OpenClaw v2026.5.28-beta.1 delivers major stability and safety improvements across agent runtime recovery, channel delivery, mobile/chat surfaces, CLI/auth tooling, and performance optimization. Key enhancements include steadier subagent workspace separation, safer session identity handling across plugins and messaging platforms, broader mobile UI refresh with state preservation, faster CLI failure modes with clearer recovery guidance, and reduced repeated work in hot paths through improved caching. The release also expands documentation, adds ClawHub plugin features, and strengthens QA/E2E validation with bounded logging and cross-OS artifact handling.

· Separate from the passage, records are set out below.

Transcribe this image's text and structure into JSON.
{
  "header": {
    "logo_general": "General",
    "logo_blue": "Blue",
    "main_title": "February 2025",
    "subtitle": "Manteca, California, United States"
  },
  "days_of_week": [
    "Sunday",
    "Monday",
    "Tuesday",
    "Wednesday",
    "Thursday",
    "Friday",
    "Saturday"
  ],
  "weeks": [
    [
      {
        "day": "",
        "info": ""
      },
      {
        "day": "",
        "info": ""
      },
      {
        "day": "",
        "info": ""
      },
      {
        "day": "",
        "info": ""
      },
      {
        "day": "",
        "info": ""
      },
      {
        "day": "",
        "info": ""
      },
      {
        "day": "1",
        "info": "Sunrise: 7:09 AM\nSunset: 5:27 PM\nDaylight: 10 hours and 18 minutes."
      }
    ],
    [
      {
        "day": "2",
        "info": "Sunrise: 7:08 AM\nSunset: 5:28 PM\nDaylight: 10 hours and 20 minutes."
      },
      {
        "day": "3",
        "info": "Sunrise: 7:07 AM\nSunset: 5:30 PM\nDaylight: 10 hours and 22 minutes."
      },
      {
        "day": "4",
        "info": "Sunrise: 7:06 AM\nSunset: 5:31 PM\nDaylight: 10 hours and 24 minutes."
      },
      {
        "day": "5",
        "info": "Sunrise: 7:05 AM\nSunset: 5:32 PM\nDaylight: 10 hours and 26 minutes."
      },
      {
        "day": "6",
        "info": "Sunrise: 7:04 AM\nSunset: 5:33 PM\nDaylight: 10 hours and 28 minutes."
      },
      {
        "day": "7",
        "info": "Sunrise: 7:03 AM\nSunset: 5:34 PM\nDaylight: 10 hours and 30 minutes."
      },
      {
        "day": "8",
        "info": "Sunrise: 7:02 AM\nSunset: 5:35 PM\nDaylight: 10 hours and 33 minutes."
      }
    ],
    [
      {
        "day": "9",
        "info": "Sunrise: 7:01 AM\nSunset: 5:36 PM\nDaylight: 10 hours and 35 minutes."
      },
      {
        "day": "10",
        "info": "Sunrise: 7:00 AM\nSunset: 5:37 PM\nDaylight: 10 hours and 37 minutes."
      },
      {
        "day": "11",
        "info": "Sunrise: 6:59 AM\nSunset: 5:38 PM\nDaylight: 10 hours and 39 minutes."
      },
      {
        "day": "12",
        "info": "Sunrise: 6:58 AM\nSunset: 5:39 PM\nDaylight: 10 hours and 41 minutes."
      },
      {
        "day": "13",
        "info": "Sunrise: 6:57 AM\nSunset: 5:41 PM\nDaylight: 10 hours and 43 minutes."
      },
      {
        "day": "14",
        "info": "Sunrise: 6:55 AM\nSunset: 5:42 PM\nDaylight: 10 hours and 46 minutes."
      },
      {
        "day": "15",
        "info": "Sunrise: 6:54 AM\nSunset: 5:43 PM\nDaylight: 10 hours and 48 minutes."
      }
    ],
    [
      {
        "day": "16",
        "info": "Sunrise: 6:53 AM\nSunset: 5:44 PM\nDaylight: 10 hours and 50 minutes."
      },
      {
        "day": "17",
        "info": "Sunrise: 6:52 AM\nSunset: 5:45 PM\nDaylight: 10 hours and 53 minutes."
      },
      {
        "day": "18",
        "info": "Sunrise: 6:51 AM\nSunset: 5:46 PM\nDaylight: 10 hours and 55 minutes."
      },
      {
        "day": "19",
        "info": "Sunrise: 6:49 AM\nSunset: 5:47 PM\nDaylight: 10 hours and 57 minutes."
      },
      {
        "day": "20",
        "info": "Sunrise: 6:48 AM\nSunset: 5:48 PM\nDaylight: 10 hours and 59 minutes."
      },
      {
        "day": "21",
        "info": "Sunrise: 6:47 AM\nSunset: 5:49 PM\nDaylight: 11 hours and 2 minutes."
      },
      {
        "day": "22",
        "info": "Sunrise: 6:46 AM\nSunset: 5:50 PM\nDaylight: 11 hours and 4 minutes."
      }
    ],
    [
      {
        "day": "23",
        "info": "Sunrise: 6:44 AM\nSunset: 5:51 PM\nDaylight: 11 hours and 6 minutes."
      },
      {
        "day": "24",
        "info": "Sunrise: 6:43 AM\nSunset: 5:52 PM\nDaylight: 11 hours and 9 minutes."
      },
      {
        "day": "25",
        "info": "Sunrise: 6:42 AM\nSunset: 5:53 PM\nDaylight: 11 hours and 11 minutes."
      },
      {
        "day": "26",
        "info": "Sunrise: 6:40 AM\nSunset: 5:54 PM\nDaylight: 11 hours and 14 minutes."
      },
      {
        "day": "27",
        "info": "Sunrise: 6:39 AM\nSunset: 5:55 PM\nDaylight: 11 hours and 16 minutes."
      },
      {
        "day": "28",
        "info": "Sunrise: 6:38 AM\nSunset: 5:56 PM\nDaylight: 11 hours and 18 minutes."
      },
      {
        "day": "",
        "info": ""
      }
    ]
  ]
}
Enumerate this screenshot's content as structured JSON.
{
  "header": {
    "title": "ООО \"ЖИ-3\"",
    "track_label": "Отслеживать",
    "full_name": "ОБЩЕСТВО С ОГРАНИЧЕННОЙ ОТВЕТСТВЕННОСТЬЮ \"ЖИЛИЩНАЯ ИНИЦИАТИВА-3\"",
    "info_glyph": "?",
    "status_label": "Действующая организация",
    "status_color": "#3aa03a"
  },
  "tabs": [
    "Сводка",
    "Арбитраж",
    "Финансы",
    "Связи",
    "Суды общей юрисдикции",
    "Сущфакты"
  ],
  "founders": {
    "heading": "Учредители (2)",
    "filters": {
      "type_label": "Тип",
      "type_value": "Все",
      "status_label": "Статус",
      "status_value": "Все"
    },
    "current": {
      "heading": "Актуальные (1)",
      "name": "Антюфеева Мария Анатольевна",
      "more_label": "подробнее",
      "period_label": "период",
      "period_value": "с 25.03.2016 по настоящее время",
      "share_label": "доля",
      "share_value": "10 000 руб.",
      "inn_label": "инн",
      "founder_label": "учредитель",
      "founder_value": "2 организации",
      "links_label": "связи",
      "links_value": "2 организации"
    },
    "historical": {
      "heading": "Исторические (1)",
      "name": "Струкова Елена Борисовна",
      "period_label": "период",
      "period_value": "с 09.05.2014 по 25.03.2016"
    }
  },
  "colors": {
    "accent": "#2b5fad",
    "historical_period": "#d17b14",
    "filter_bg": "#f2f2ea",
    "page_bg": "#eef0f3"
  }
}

crewAI 1.14.6a2 release introduces enhanced security for environment variable handling in StdioTransport, improves planning configuration and observation handling, and fixes critical bugs in structured output, checkpointing, and MongoDB dependencies. The release includes comprehensive documentation updates for checkpointing, Agent Control Plane, and secrets management. Key improvements focus on preventing data leaks, enabling proper checkpoint restoration, and correcting package dependencies.

OpenClaw v2026.5.26 is a major release focused on performance, reliability, and security. Key improvements include faster Gateway startup through caching, transcript-backed meeting summaries as a core feature, production-ready channels (Telegram, iMessage, WhatsApp, Discord, Signal), enhanced voice/Talk capabilities with real-time inspection, and stronger content boundaries with SSRF policy enforcement. The release also hardens installation/update paths, improves observability with Activity tabs and OpenTelemetry spans, and stabilizes provider integrations.

OpenClaw v2026.5.26-beta.2 introduces significant performance improvements through caching and transcript-backed architecture, expands production-ready channels (Telegram, iMessage, WhatsApp, Discord, Signal), enhances voice and real-time Talk capabilities with better inspection and control, strengthens security boundaries across content handling and authentication, and improves observability with new Activity tab and OpenTelemetry spans. The release hardens installation/update paths and adds reaction approval support across mobile platforms.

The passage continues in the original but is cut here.